139 The jurisdiction of a judicial tribunal is always subject to challenge, and often it is appropriate for an appellate court to raise the issue on its own motion. “Courts and other adjudicatory bodies have both the power and the obligation to resolve problems of subject matter jurisdiction whenever they become apparent, regardless whether the issue is raised by the parties.” The Nature Church v. Board of Assessors of Belchertown, 1981 Mass. Adv. Sh. 2318,429 N.E.2d 329 (1981). See also Ruggieri v. City of Somerville, 1980 Mass. App. Ct. Adv. Sh. 1133, 1134, 405 N.E.2d 982 (1980) (a court should deal with jurisdictional issues as a preliminary question).

140 386 Mass. 320,435 N.E.2d 1031 (1982). See supra notes 98-101 and accompanying text.

141 Flagg v. Scott, the Appeals Court case contrary to Kapp and Gugino, was decided while Kapp was under consideration, and prior to argument in Gugino. The Flagg decision came down on January 3, 1980, the Kapp decision on March 20, 1980, and the Gugino decision on April 23, 1980. Flagg addressed directly the issue of tribunal jurisdiction in this context, but cannot be considered a controlling precedent in light of Kapp and Gugino. See also supra notes 95-96 and accompanying text.

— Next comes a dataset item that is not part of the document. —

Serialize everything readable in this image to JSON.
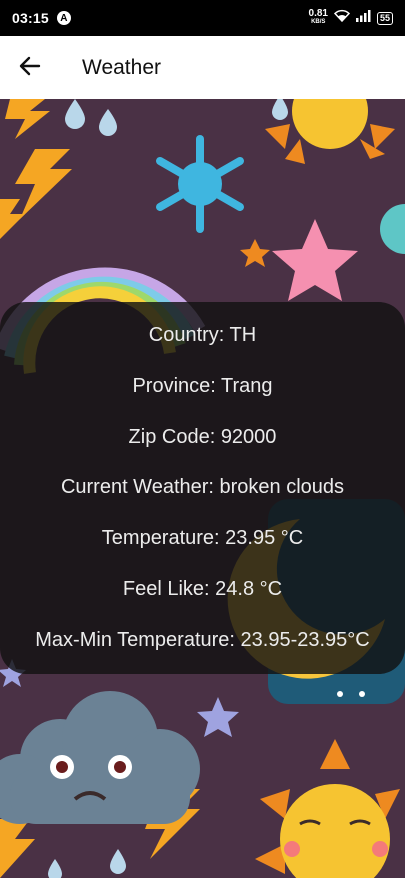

142 Cf. Powell v. McCormack, 395 U.S. 486, 516-17 (1969). There the Court stated under the heading “VI. Justiciability” that under the facts of the case, “[f]irst, we must decide whether the claim presented and the relief sought are of the type which admit of judicial resolution.” Id. The concept of justiciability is slightly different from the point made here, but it is important to realize that considerations similar to those discussed by the Court in Powell may operate to take a case outside the purview of a particular judicial body. It is, as stated above, a question of power.

143 See supra notes 77-96 and accompanying text.

144 See supra notes 77-96 and accompanying text.

145 See supra notes 98-101 and accompanying text.

146 In Lubanes, the court stated, “(t)he performance of a surgical procedure by a physician without the patient's consent constitutes professional misconduct. As such, we think it is a type of “malpractice” within the meaning of G.L.C. 231 § 60B.” Lubanes, 386 Mass, at 325,435 N.E.2d at 1034 (emphasis added and citations omitted).

147 As shown above in outlining the pre-Kapp case law, the tribunal's focus is properly a purely medical one. See supra notes 77-96 and accompanying text. See also supra notes 103-117 and accompanying text.

148 This analogy should be used carefully, if at all. The first qualification is that posed by the second question of the proposed standard. The issue must be medical. In addition, the relation between a judge and jury at trial is quite different than the relationship between trial court and malpractice tribunal. But the analogy is helpful in distinguishing certain functions in the adjudicatory process. A trial judge determines what standard of care is applied, or whether a duty is owed, and the jury then applies the law to the facts. Similarly, the tribunal merely applies the law as it stands to the facts before it, and the determination of duty is left to the trial court.